A computer algorithm then enabled them to quantify the risk of spillover by assessing the congruence between the history of the viruses and the history of the hosts.” Viruses and their usual hosts have a longstanding shared history — a congruence.

“The idea is very simple — the history of the virus is the same as the history of the host,” Aris-Brosou says.

But changes — branches — in the phylogenetic tree could indicate there is no longer a congruence between the virus and host.
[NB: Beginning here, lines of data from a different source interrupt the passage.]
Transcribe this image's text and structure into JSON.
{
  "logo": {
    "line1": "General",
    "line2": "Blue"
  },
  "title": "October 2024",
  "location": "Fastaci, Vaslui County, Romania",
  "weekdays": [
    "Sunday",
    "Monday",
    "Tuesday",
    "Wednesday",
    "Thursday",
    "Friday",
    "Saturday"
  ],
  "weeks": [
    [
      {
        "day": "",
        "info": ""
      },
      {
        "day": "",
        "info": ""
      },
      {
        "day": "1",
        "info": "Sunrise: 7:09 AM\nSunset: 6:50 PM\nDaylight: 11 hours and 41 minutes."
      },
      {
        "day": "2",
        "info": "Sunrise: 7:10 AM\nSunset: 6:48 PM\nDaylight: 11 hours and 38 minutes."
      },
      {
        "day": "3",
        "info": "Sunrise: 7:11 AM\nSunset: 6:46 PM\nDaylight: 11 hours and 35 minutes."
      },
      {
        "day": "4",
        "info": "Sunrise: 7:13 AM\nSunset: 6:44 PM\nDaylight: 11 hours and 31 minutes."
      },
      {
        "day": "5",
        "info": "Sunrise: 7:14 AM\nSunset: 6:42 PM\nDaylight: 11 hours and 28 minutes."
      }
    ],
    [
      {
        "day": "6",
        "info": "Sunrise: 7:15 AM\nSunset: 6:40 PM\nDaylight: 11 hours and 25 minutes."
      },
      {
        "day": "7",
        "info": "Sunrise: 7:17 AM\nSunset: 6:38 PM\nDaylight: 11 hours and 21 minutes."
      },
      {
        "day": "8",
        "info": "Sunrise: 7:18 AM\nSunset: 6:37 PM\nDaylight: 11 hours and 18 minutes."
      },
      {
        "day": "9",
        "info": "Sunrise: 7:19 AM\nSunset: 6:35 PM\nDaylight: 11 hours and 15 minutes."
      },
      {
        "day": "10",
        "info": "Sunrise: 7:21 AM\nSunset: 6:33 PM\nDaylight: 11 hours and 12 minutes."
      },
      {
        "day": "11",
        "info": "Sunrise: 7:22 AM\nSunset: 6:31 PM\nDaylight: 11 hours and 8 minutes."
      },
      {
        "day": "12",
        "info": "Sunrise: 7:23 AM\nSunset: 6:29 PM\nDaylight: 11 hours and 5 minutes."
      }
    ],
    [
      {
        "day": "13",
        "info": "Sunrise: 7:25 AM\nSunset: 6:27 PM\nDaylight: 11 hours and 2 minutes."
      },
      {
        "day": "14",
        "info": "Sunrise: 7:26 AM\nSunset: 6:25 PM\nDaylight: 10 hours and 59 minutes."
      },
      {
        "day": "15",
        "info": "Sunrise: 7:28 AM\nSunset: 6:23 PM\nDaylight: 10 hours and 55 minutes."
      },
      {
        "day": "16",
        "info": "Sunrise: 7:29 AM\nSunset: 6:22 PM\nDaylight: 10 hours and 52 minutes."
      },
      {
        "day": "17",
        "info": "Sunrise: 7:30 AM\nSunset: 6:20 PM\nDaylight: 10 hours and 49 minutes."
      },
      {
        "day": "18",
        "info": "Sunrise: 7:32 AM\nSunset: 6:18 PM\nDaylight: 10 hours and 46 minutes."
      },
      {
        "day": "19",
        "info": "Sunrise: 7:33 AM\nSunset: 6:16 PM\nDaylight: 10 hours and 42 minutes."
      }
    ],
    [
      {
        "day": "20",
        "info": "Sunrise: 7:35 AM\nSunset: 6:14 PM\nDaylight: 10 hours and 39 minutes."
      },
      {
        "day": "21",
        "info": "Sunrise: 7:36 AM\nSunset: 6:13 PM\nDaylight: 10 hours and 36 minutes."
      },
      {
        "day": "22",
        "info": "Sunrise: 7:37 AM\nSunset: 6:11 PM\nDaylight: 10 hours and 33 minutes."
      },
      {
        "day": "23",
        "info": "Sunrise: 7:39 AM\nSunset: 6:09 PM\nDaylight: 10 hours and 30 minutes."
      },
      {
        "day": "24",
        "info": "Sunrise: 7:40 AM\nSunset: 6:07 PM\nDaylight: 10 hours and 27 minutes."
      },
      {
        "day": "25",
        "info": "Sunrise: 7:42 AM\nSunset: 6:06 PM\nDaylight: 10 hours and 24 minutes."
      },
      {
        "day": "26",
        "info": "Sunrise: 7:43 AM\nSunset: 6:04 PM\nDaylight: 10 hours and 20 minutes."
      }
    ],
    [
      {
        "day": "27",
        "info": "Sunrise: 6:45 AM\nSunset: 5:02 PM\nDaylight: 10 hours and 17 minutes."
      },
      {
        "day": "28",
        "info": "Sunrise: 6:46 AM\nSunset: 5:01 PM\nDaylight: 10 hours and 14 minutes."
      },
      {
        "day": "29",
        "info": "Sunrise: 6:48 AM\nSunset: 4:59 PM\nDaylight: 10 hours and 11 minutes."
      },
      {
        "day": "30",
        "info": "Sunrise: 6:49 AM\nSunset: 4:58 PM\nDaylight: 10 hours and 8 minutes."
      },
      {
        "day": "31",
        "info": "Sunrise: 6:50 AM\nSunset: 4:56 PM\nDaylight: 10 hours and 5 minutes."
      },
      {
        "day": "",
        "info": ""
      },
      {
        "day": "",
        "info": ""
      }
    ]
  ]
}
Such an incongruence would be a “hallmark” of a host change, or viral spillover, according to Aris-Brosou.

“We have a computational approach that quantifies the risk of spillover,” Aris-Brosou says, adding, “what we found is spillover risk increases as [glacier] runoff increases.”

What’s next — The research team is currently studying how closely the viruses and bacteria they found in their samples from the High Arctic match viruses in databases logged from other latitudes. Their long-term goal is to compare spillover risks across different environments around the globe, not just in the High Arctic.

“The question that we have is [whether] all of these viruses are completely new viruses, or are they exact same viruses as at all latitudes?” says Aris-Brosou.